O poeta: esse transigente

O poeta enxerta caos e desconforto num mundo sacramentado pelo confortável.

Combate as metralhadoras e granadas com riso e afeição.

Faz sentir a beleza do perdão e do reencontro.

Confere grandeza eloquente às minudências.

Enfeita os tapetes vermelhos, cinzas e dourados por onde tu tens que passar.

Recolhe e reconhece as pétalas da roseira porque só ele viu a atuação trágica e memorável de uma flor que despenca.

O poeta faz tremer seu terremoto de magnitude titânica – Everest implodindo – e as ondas formarão praias do outro lado do mundo.

O poeta é o veículo, táxi, lotação, ávido por reconhecer cada passageiro, conduzindo-os aos seus destinos.

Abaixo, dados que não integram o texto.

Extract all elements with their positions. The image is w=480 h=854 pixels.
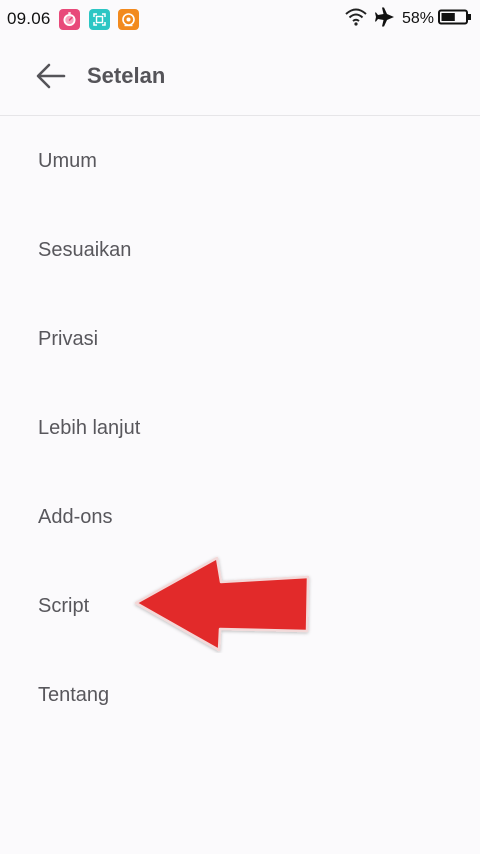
app-bar: Setelan bbox=[0, 38, 480, 116]
wifi-icon bbox=[344, 7, 368, 32]
menu-item-lebih-lanjut[interactable]: Lebih lanjut bbox=[0, 383, 480, 472]
screenshot-app-icon bbox=[89, 9, 110, 30]
page-title: Setelan bbox=[87, 63, 166, 88]
menu-item-label: Sesuaikan bbox=[38, 239, 132, 261]
menu-item-label: Add-ons bbox=[38, 506, 113, 528]
menu-item-label: Lebih lanjut bbox=[38, 417, 141, 439]
menu-item-label: Umum bbox=[38, 150, 97, 172]
menu-item-label: Tentang bbox=[38, 684, 110, 706]
menu-item-script[interactable]: Script bbox=[0, 561, 480, 650]
settings-menu: Umum Sesuaikan Privasi Lebih lanjut Add-… bbox=[0, 116, 480, 739]
status-icons: 58% bbox=[344, 7, 472, 31]
airplane-mode-icon bbox=[374, 6, 396, 33]
menu-item-label: Privasi bbox=[38, 328, 99, 350]
battery-percent: 58% bbox=[401, 10, 434, 27]
status-time: 09.06 bbox=[7, 9, 51, 28]
menu-item-tentang[interactable]: Tentang bbox=[0, 650, 480, 739]
battery-icon bbox=[438, 9, 472, 30]
menu-item-sesuaikan[interactable]: Sesuaikan bbox=[0, 205, 480, 294]
timer-app-icon bbox=[59, 9, 80, 30]
menu-item-add-ons[interactable]: Add-ons bbox=[0, 472, 480, 561]
camera-app-icon bbox=[118, 9, 139, 30]
back-button[interactable] bbox=[30, 58, 70, 94]
menu-item-label: Script bbox=[38, 595, 90, 617]
menu-item-umum[interactable]: Umum bbox=[0, 116, 480, 205]
status-bar: 09.06 58% bbox=[0, 0, 480, 38]
menu-item-privasi[interactable]: Privasi bbox=[0, 294, 480, 383]
arrow-left-icon bbox=[36, 63, 66, 89]
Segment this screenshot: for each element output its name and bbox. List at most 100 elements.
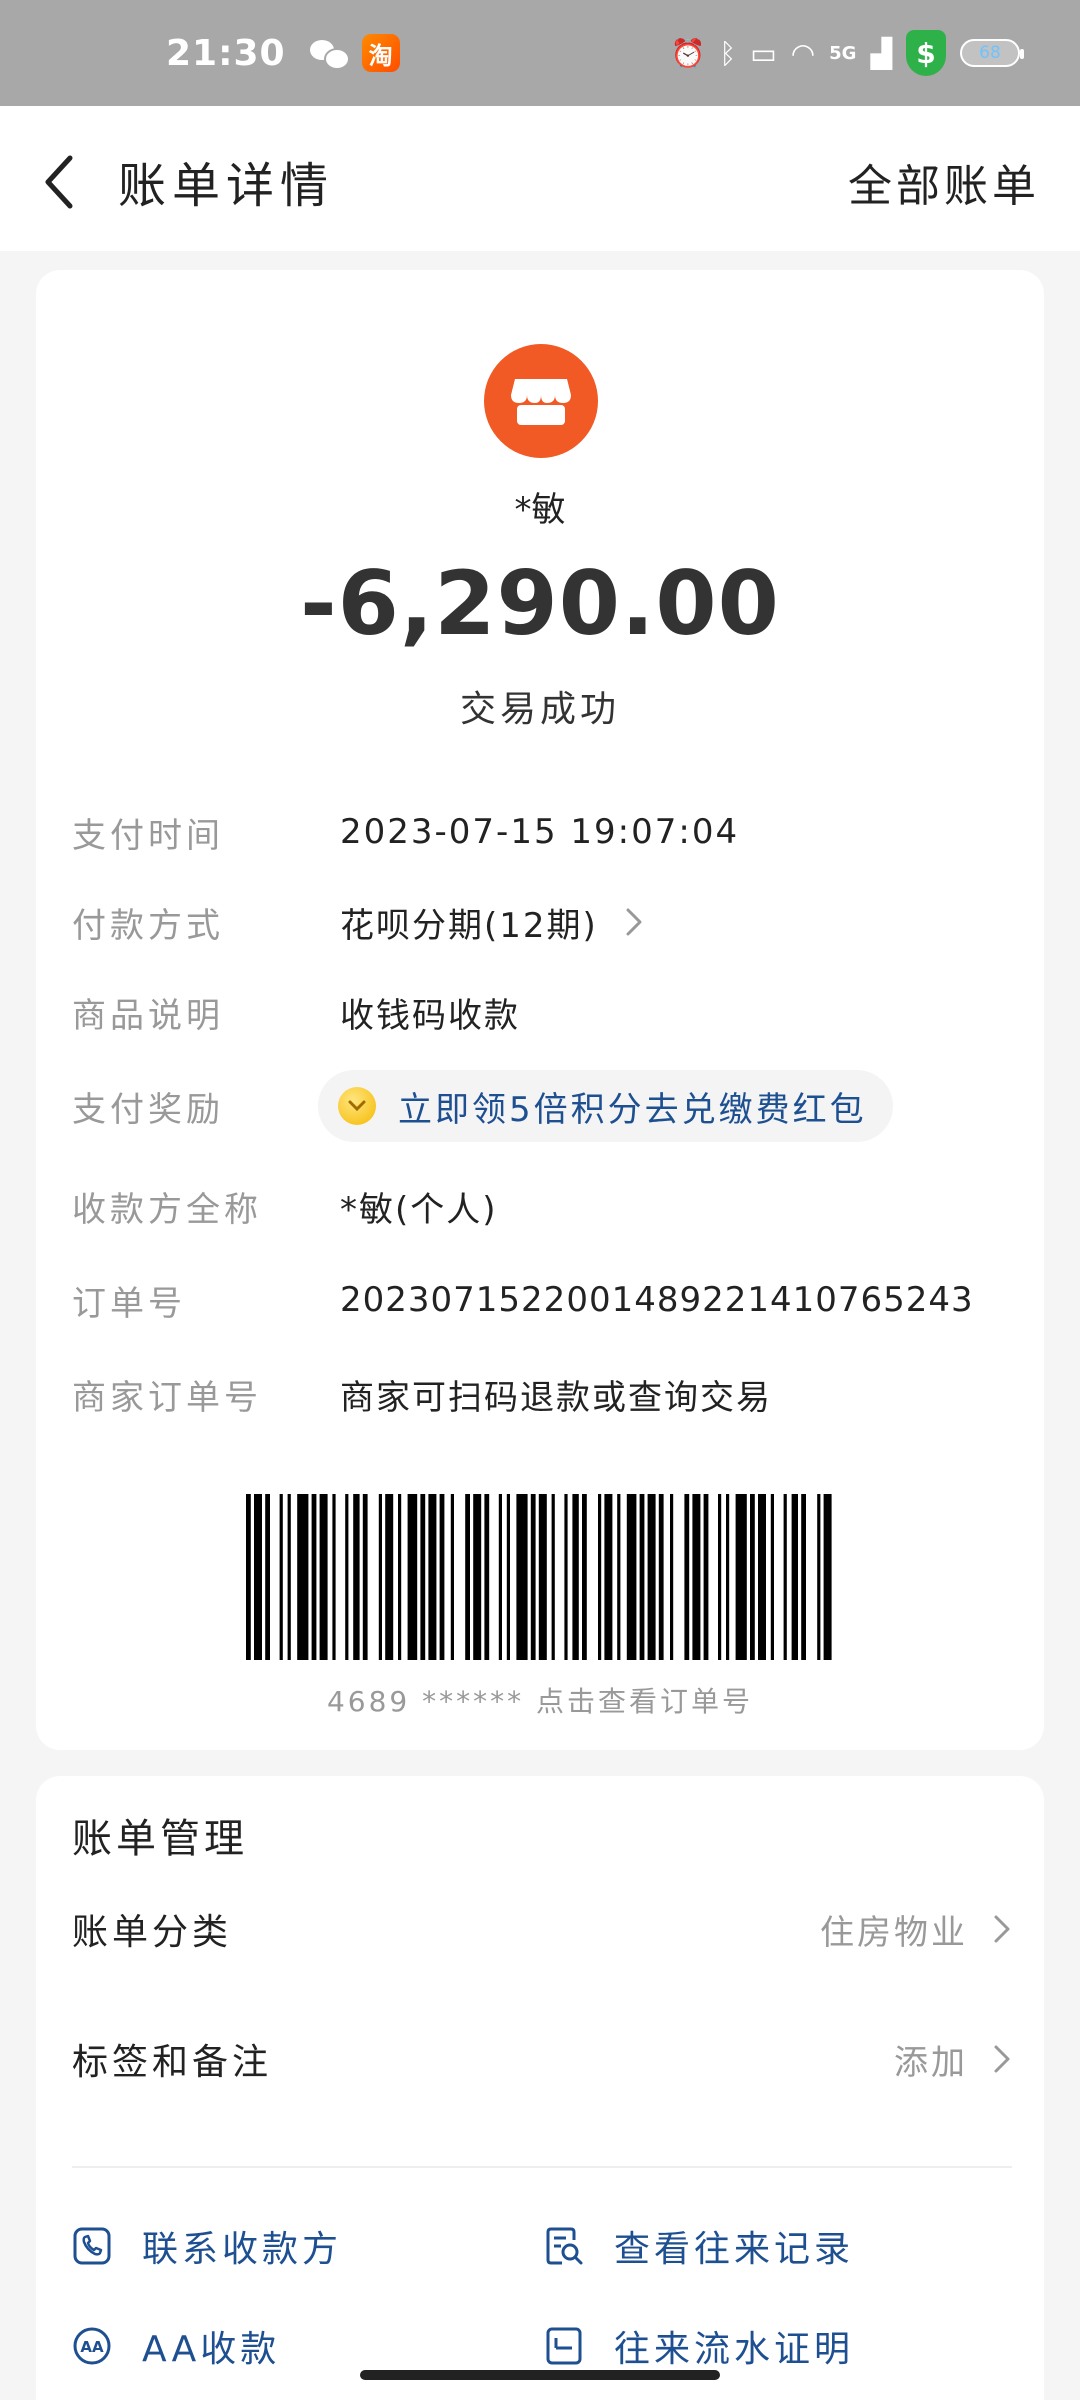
barcode-bar [684,1494,690,1660]
detail-row-merchant-order: 商家订单号 商家可扫码退款或查询交易 [72,1364,1012,1424]
detail-value: 2023-07-15 19:07:04 [340,812,740,852]
detail-value: 2023071522001489221410765243 [340,1280,974,1320]
action-label: AA收款 [142,2329,281,2370]
barcode-bar [319,1494,328,1660]
taobao-icon: 淘 [361,34,400,72]
detail-label: 支付奖励 [72,1089,224,1130]
bill-management-card: 账单管理 账单分类 住房物业 标签和备注 添加 联系收款方 查看往来记录 AA … [36,1776,1044,2400]
barcode-bar [530,1494,536,1660]
shop-icon [511,379,571,425]
barcode-bar [385,1494,394,1660]
barcode-bar [692,1494,701,1660]
barcode-bar [626,1494,637,1660]
barcode-bar [604,1494,613,1660]
barcode-bar [598,1494,602,1660]
barcode-bar [639,1494,645,1660]
barcode-bar [572,1494,579,1660]
bluetooth-icon: ᛒ [719,36,737,70]
barcode-bar [450,1494,454,1660]
action-label: 联系收款方 [142,2229,343,2270]
barcode-bar [783,1494,787,1660]
barcode-bar [750,1494,755,1660]
detail-label: 订单号 [72,1283,186,1324]
category-value: 住房物业 [820,1905,1012,1954]
barcode-bar [516,1494,528,1660]
battery-icon: 68 [960,39,1024,67]
bill-category-row[interactable]: 账单分类 住房物业 [72,1894,1012,1964]
barcode-bar [332,1494,336,1660]
detail-label: 收款方全称 [72,1189,262,1230]
barcode-bar [670,1494,674,1660]
home-indicator[interactable] [360,2370,720,2380]
wifi-icon: ◠ [790,36,816,70]
detail-row-reward: 支付奖励 立即领5倍积分去兑缴费红包 [72,1070,1012,1142]
detail-value: 立即领5倍积分去兑缴费红包 [318,1070,893,1142]
page-title: 账单详情 [118,158,335,214]
barcode-bar [287,1494,291,1660]
alarm-icon: ⏰ [670,36,706,70]
barcode-bar [265,1494,270,1660]
detail-value: 收钱码收款 [340,995,520,1036]
network-type: 5G [829,42,857,64]
barcode-bar [658,1494,664,1660]
chevron-right-icon [994,1915,1010,1943]
barcode-bar [279,1494,283,1660]
merchant-logo [484,344,598,458]
barcode-bar [378,1494,382,1660]
order-barcode[interactable] [246,1494,836,1660]
shield-icon: $ [906,30,946,76]
status-time: 21:30 [166,32,286,74]
barcode-bar [420,1494,426,1660]
tags-value-text: 添加 [894,2042,968,2083]
barcode-caption[interactable]: 4689 ****** 点击查看订单号 [36,1680,1044,1720]
tags-notes-row[interactable]: 标签和备注 添加 [72,2024,1012,2094]
document-icon [546,2327,582,2365]
section-title: 账单管理 [72,1816,248,1862]
status-bar: 21:30 淘 ⏰ ᛒ ▭ ◠ 5G ▟ $ 68 [0,0,1080,106]
signal-icon: ▟ [870,36,892,70]
chevron-right-icon [626,908,642,936]
tags-value: 添加 [894,2035,1012,2084]
wechat-icon [309,38,350,70]
back-icon[interactable] [40,152,80,212]
barcode-bar [703,1494,709,1660]
svg-text:AA: AA [80,2338,104,2356]
barcode-bar [823,1494,832,1660]
detail-label: 付款方式 [72,905,224,946]
barcode-bar [551,1494,555,1660]
detail-label: 商品说明 [72,995,224,1036]
detail-row-payment-method[interactable]: 付款方式 花呗分期(12期) [72,892,1012,952]
category-label: 账单分类 [72,1912,233,1953]
barcode-bar [718,1494,722,1660]
detail-value: 商家可扫码退款或查询交易 [340,1377,772,1418]
barcode-bar [538,1494,547,1660]
action-label: 查看往来记录 [614,2229,855,2270]
detail-value[interactable]: 花呗分期(12期) [340,898,644,947]
phone-icon [73,2227,111,2265]
detail-row-order-number: 订单号 2023071522001489221410765243 [72,1270,1012,1330]
all-bills-link[interactable]: 全部账单 [848,150,1040,214]
category-value-text: 住房物业 [820,1912,968,1953]
contact-payee-button[interactable]: 联系收款方 [72,2216,342,2276]
tags-label: 标签和备注 [72,2042,273,2083]
barcode-bar [735,1494,747,1660]
barcode-bar [254,1494,262,1660]
barcode-bar [345,1494,349,1660]
barcode-bar [398,1494,402,1660]
detail-row-payee-fullname: 收款方全称 *敏(个人) [72,1176,1012,1236]
divider [72,2166,1012,2168]
bill-detail-card: *敏 -6,290.00 交易成功 支付时间 2023-07-15 19:07:… [36,270,1044,1750]
statement-proof-button[interactable]: 往来流水证明 [544,2316,854,2376]
aa-collect-button[interactable]: AA AA收款 [72,2316,280,2376]
barcode-bar [473,1494,482,1660]
barcode-bar [428,1494,437,1660]
reward-button[interactable]: 立即领5倍积分去兑缴费红包 [318,1070,893,1142]
action-label: 往来流水证明 [614,2329,855,2370]
barcode-bar [407,1494,418,1660]
barcode-bar [582,1494,587,1660]
barcode-bar [564,1494,568,1660]
detail-label: 商家订单号 [72,1377,262,1418]
barcode-bar [297,1494,309,1660]
view-history-button[interactable]: 查看往来记录 [544,2216,854,2276]
barcode-bar [311,1494,317,1660]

O poeta é o meio, o líquido aquoso da célula, que permite e acelera as reações.

O poeta é um fusca que se orgulha do serviço prestado.

O poeta é o inverno: solitário, meio frio e nublado.

O poeta é a primavera: semente, raiz e árvore cuspindo a vida em cada poro.

O poeta é o verão: carnaval ensolarado que não finda.

O poeta é o outono: despedaçando-se conforme avança, murchando toda vez que fala.

O poeta é o que nos resta, um excesso de deleite, que inunda o presente.

O poeta é o éter, o absurdo, no palco astuto, em cobrir o seu vulto e gargalhar com o mundo.

O poeta é o assunto, o mais picante, seu apetite devorante é colecionador de instantes.

O poeta é fêmea e macho, sonhador e realizador, passivo e ativo, estudante e professor.

O poeta reúne cada gota de orvalho artístico, condensando-o em nuvens e chovendo sem moderação.

O poeta ergue espelhos ante a natureza, pois cansou-se de ver apenas a si mesmo.

O poeta solapa a rebelião do castelo, não usa armas brancas ou de fogo, persuade pela não-violência e lidera.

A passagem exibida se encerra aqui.